Mon équipe de recherche a codé manuellement plus de 800 articles de journaux en anglais provenant de 41 pays sur une période d’un an. Nous avons constaté des différences marquées dans la manière dont l’avortement est représenté, en fonction des indices de liberté des nations. Les pays ayant des scores de liberté élevés—comme le Canada, Taïwan, la Finlande, l’Allemagne, l’Irlande, le Japon et le Royaume-Uni—présentent un discours sur l’avortement nettement plus diversifié que les pays à libertés restreintes comme la Chine, l’Iran, l’Arabie Saoudite, le Vietnam, le Zimbabwe, la Thaïlande, la Turquie, l’Ouganda et l’Égypte.

Les différences sont saisissantes. Les articles issus de pays à forte liberté abordent en moyenne 1,78 thématiques différentes par article, contre seulement 1,02 dans les pays à faible liberté. Cette diversité couvre tous les types de points de vue, pas uniquement les perspectives libérales.

Comme le montre la Figure 2, les pays jouissant d’une plus grande liberté sont plus susceptibles de publier des articles incluant des porte-parole religieux (19 % contre 4 %), des thèmes moraux (40 % contre 8 %), des voix de mouvements sociaux (34 % contre 15 %), des activités de protestation (36 % contre 19 %), des positions gouvernementales (82 % contre 54 %) et des discussions juridiques (88 % contre 64 %).

Figure 2 : De la limitation à la diversité : comment la liberté politique façonne la couverture médiatique de l’avortement (Pays N=41 ; Journaux N=80 ; Articles N=810)

Figure 2 : De la limitation à la diversité : comment la liberté politique façonne la couverture médiatique de l’avortement (Pays N=41 ; Journaux N=80 ; Articles N=810)
Référence : Fetal Positions: Understanding Cross-national Public Opinion about Abortion.

Ces résultats remettent en question l’idée selon laquelle la liberté de la presse favoriserait uniquement des points de vue libéraux. En réalité, une plus grande liberté permet un débat public plus riche et plus complexe, intégrant une pluralité de perspectives sur l’ensemble du spectre politique.

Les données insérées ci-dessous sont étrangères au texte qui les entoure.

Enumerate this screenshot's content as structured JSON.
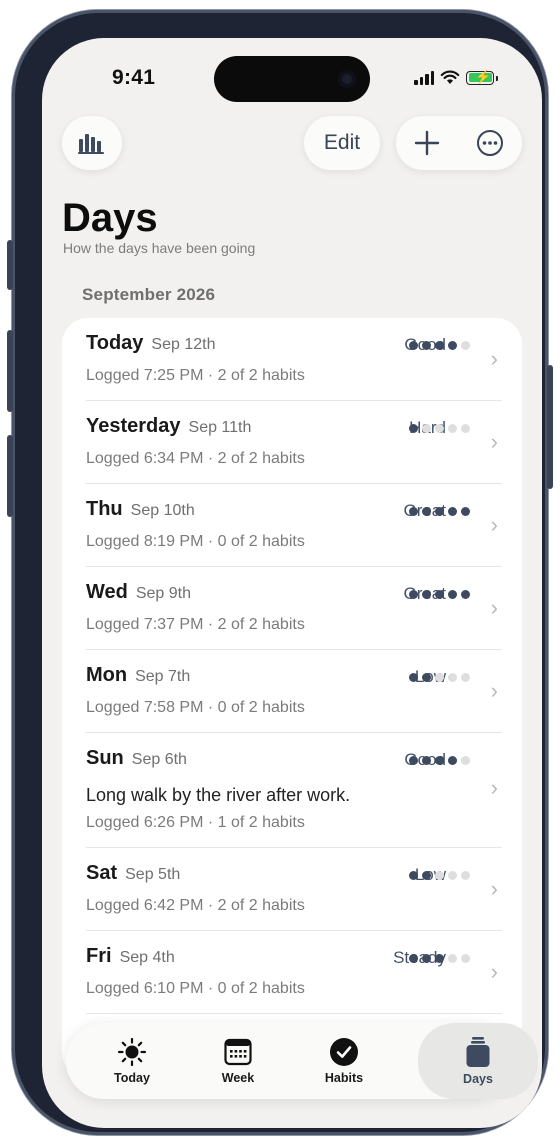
{
  "status_bar": {
    "time": "9:41"
  },
  "toolbar": {
    "edit_label": "Edit"
  },
  "header": {
    "title": "Days",
    "subtitle": "How the days have been going"
  },
  "section": {
    "month": "September 2026"
  },
  "colors": {
    "accent": "#3e4a5f",
    "background": "#f2f1ef",
    "battery": "#34c759"
  },
  "days": [
    {
      "day": "Today",
      "date": "Sep 12th",
      "mood": "Good",
      "rating": 4,
      "note": "",
      "meta": "Logged 7:25 PM · 2 of 2 habits"
    },
    {
      "day": "Yesterday",
      "date": "Sep 11th",
      "mood": "Hard",
      "rating": 1,
      "note": "",
      "meta": "Logged 6:34 PM · 2 of 2 habits"
    },
    {
      "day": "Thu",
      "date": "Sep 10th",
      "mood": "Great",
      "rating": 5,
      "note": "",
      "meta": "Logged 8:19 PM · 0 of 2 habits"
    },
    {
      "day": "Wed",
      "date": "Sep 9th",
      "mood": "Great",
      "rating": 5,
      "note": "",
      "meta": "Logged 7:37 PM · 2 of 2 habits"
    },
    {
      "day": "Mon",
      "date": "Sep 7th",
      "mood": "Low",
      "rating": 2,
      "note": "",
      "meta": "Logged 7:58 PM · 0 of 2 habits"
    },
    {
      "day": "Sun",
      "date": "Sep 6th",
      "mood": "Good",
      "rating": 4,
      "note": "Long walk by the river after work.",
      "meta": "Logged 6:26 PM · 1 of 2 habits"
    },
    {
      "day": "Sat",
      "date": "Sep 5th",
      "mood": "Low",
      "rating": 2,
      "note": "",
      "meta": "Logged 6:42 PM · 2 of 2 habits"
    },
    {
      "day": "Fri",
      "date": "Sep 4th",
      "mood": "Steady",
      "rating": 3,
      "note": "",
      "meta": "Logged 6:10 PM · 0 of 2 habits"
    }
  ],
  "tabs": [
    {
      "label": "Today",
      "icon": "sun-icon",
      "active": false
    },
    {
      "label": "Week",
      "icon": "calendar-grid-icon",
      "active": false
    },
    {
      "label": "Habits",
      "icon": "checkmark-circle-icon",
      "active": false
    },
    {
      "label": "Days",
      "icon": "jar-icon",
      "active": true
    }
  ]
}
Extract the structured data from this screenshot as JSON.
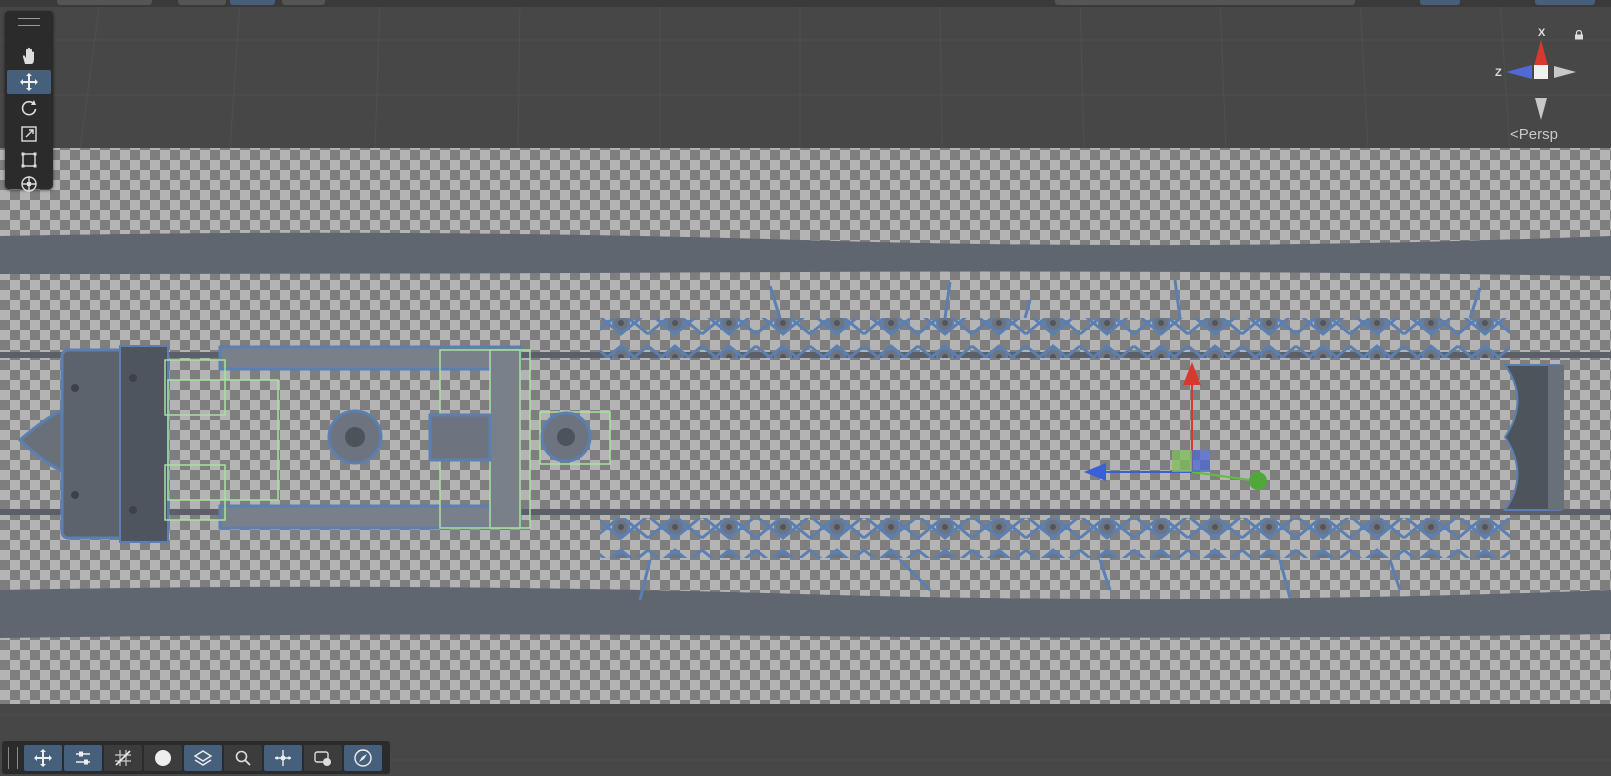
{
  "view": {
    "projection_label": "Persp",
    "axis_labels": {
      "x": "X",
      "z": "Z"
    }
  },
  "toolbox": {
    "tools": [
      {
        "name": "view-tool",
        "icon": "hand-icon",
        "active": false
      },
      {
        "name": "move-tool",
        "icon": "move-arrows-icon",
        "active": true
      },
      {
        "name": "rotate-tool",
        "icon": "rotate-icon",
        "active": false
      },
      {
        "name": "scale-tool",
        "icon": "scale-icon",
        "active": false
      },
      {
        "name": "rect-tool",
        "icon": "rect-transform-icon",
        "active": false
      },
      {
        "name": "transform-tool",
        "icon": "transform-icon",
        "active": false
      }
    ]
  },
  "overlay_toolbar": {
    "buttons": [
      {
        "name": "move-snap",
        "icon": "move-snap-icon",
        "active": true
      },
      {
        "name": "tool-settings",
        "icon": "sliders-icon",
        "active": true
      },
      {
        "name": "grid-snapping",
        "icon": "grid-snap-icon",
        "active": false
      },
      {
        "name": "shading-mode",
        "icon": "sphere-icon",
        "active": false
      },
      {
        "name": "layers",
        "icon": "layers-icon",
        "active": true
      },
      {
        "name": "search",
        "icon": "search-icon",
        "active": false
      },
      {
        "name": "pivot-center",
        "icon": "pivot-icon",
        "active": true
      },
      {
        "name": "camera-view",
        "icon": "camera-icon",
        "active": false
      },
      {
        "name": "orientation",
        "icon": "compass-icon",
        "active": true
      }
    ]
  },
  "colors": {
    "background": "#474747",
    "checker_light": "#b4b4b4",
    "checker_dark": "#7e7e7e",
    "selection_outline": "#5a7fb0",
    "wireframe_green": "#a8e0a0",
    "axis_x": "#d63a2f",
    "axis_y": "#5cc13c",
    "axis_z": "#3a5fd6",
    "active_button": "#46607c"
  }
}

L’égalité de genre normalise l’autonomie des femmes

L’égalité de genre dans une société contribue également à accroître le soutien à l’avortement, même en tenant compte du type de régime politique. Les pays fortement inégalitaires affichent une faible présence féminine dans les postes de direction et une représentation limitée dans les professions prestigieuses. Les messages culturels véhiculés par les médias, l’éducation, la religion et les interactions familiales renforcent les rôles domestiques traditionnels. Lorsque les femmes sont largement absentes des sphères de pouvoir, les sociétés développent des attentes plus restreintes quant à leurs capacités et parcours de vie.

L’influence du contexte religieux d’un pays dépasse celle du développement économique ou de la démocratie dans la formation de l’opposition à l’avortement.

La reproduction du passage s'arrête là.